Cuando Barbara entró en el Algonquin la penumbra se adueñó de sus ojos. El vestíbulo estaba abarrotado; pálidos globos de caras se alejaban en grupo de una oscuridad que parecía más densa debido al alboroto que causaban. Su mano acarició la fría y grasienta hoja de una planta mientras la otra tocaba un rostro que estaba al nivel de su cadera, un rostro que tenía el tacto de la masa. Debía de ser un niño.

Avanzó con dificultad hacia el quiosco de prensa, pero no pudo encontrar el titular que había visto antes. Quizá estaba en una página interior que había quedado expuesta por error. Compró un ejemplar de cada periódico y se dirigió hacia las escaleras, que solían ser más rápidas que el ascensor. Aunque sus ojos se estaban adaptando a la luz, seguía sintiéndose amenazada por aquella multitud que podía verla, pero a la que ella no podía ver.

Prácticamente había dejado atrás el mostrador cuando el recepcionista la vio.

—Señora Waugh, ha recibido una llamada.

Cathy se había equivocado. Su contacto había llamado mientras estaba fuera y, sin duda alguna, ya habría salido a cubrir alguna noticia. Barbara no sabía cómo se llamaba la mujer con quien tenía que hablar, y Cathy aún tardaría varias horas en regresar a casa.

—El señor Crichton la llamó desde Londres hará una media hora —anunció el recepcionista, tras consultar una nota.

¿Por qué no le había dejado ningún mensaje? Barbara corrió hacia su suite, dejando atrás relucientes puertas negras que parecían negativos gigantes dispuestos en las blancas paredes. En cada una de ellas parecía estar sufriendo una transformación: era una rápida mancha de trazos aún más pálidos en el rostro y las extremidades.
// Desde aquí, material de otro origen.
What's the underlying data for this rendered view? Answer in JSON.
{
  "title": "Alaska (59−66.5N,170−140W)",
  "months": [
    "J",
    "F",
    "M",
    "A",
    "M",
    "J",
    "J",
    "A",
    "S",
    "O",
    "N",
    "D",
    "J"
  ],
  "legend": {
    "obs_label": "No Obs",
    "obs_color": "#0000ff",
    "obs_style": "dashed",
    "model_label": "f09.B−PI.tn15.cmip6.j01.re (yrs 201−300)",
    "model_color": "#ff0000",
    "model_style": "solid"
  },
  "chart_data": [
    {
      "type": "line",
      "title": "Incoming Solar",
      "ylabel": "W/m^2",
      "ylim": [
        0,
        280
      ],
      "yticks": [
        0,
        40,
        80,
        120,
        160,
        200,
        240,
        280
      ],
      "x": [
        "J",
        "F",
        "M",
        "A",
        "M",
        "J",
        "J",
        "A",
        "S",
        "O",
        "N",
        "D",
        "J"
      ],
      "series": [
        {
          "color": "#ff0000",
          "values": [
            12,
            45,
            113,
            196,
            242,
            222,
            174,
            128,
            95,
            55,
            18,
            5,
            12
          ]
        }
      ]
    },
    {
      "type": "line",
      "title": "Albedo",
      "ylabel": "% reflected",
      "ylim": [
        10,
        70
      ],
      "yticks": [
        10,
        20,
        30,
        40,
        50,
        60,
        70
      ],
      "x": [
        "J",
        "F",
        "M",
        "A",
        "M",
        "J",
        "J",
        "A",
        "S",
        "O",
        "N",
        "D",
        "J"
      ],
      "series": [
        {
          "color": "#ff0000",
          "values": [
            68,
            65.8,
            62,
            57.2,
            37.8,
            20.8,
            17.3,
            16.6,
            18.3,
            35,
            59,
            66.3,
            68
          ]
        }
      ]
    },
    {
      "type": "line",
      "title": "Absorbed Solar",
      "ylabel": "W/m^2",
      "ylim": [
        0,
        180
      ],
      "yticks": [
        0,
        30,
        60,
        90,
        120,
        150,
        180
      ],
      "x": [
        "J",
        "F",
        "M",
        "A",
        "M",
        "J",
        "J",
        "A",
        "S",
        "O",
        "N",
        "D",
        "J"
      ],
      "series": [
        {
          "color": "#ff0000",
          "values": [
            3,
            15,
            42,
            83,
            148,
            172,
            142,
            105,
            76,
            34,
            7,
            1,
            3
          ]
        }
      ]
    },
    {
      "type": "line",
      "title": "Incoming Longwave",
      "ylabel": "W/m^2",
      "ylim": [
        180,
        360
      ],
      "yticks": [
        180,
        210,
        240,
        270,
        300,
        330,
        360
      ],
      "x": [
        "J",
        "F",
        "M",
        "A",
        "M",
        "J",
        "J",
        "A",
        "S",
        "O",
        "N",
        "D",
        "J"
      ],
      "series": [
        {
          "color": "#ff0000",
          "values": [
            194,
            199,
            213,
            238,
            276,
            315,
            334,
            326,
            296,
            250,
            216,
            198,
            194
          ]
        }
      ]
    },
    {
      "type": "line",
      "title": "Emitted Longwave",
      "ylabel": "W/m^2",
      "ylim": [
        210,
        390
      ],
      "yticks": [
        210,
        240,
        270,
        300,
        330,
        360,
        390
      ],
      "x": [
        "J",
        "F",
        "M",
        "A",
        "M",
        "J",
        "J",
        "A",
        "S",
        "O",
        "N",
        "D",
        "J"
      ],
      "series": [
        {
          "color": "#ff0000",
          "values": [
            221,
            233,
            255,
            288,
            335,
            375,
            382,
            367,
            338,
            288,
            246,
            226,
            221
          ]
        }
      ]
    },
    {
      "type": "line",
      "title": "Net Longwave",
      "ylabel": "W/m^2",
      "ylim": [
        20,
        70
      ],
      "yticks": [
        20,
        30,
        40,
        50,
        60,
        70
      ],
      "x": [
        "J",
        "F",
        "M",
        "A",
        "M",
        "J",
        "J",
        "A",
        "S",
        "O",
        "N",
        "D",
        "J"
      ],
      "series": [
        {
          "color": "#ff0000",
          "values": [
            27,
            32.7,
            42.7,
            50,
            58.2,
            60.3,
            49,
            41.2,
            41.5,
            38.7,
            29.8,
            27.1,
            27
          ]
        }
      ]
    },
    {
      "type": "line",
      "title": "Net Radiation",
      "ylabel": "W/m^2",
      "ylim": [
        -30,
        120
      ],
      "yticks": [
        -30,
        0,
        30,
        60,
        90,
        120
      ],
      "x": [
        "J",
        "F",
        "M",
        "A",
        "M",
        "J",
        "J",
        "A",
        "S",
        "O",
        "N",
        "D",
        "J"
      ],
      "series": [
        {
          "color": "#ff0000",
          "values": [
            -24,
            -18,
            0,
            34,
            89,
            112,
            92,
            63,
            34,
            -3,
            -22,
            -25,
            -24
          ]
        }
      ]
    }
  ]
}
En una de las habitaciones sonaba un teléfono. Cuando logró abrir la puerta de su dormitorio, bajo la bulbosa mirada de la mirilla, el teléfono seguía sonando, pero no era el suyo.

Tiró los periódicos al suelo de la sala de estar y empezó a marcar al instante. Cuando iba por la mitad vaciló, murmurando como si estuviera teniendo una pesadilla, porque había olvidado el número de su casa. Seis tres ocho, murmuró, seis tres ocho, y mientras se preguntaba cómo llamar al servicio de información telefónica de Inglaterra, logró recordar el número. Lo marcó de inmediato y escuchó lo que parecía el chirrido de un muelle oxidado. Marcó de nuevo y oyó que sonaba un teléfono, supuestamente el de su casa. No hubo respuesta.

Recordó sin ningún problema el teléfono del apartamento de Ted, pero no sirvió de nada. A miles de kilómetros de distancia y, a la vez, junto a su oreja, el teléfono sonó una y otra vez sin que nadie contestara. Echó un vistazo a su reloj. Pronto sería la una del mediodía, y eso significaba que estaban a punto de ser las seis de la tarde en Londres. Marcó el número de Melwood-Nuttall con rapidez y precisión, y el teléfono de la oficina sonó varias veces antes de que recordara que era sábado. No había nadie.

Colgó el auricular con suavidad, para ayudarse a sí misma a no perder el control, y se quedó mirándolo como si fuera una bomba. Este le devolvió la mirada con un centelleo, un bulto negro de silencio. En California ya eran las diez de la mañana; posiblemente, el periodista ya se había puesto en contacto con la mujer que tenía que llamarla. ¿Qué querría contarle Ted? Quien llamara antes de los dos podría impedir que llamara el otro.

Empezó a examinar los periódicos para mantenerse ocupada. Pronto, el suelo que la rodeaba estuvo cubierto de tiroteos, bombardeos y secuestros. Por fin encontró el titular en una contraportada, pero el artículo no hablaba tanto de la secta como de su líder, un hombre que ahora era conocido como Jasper Gance.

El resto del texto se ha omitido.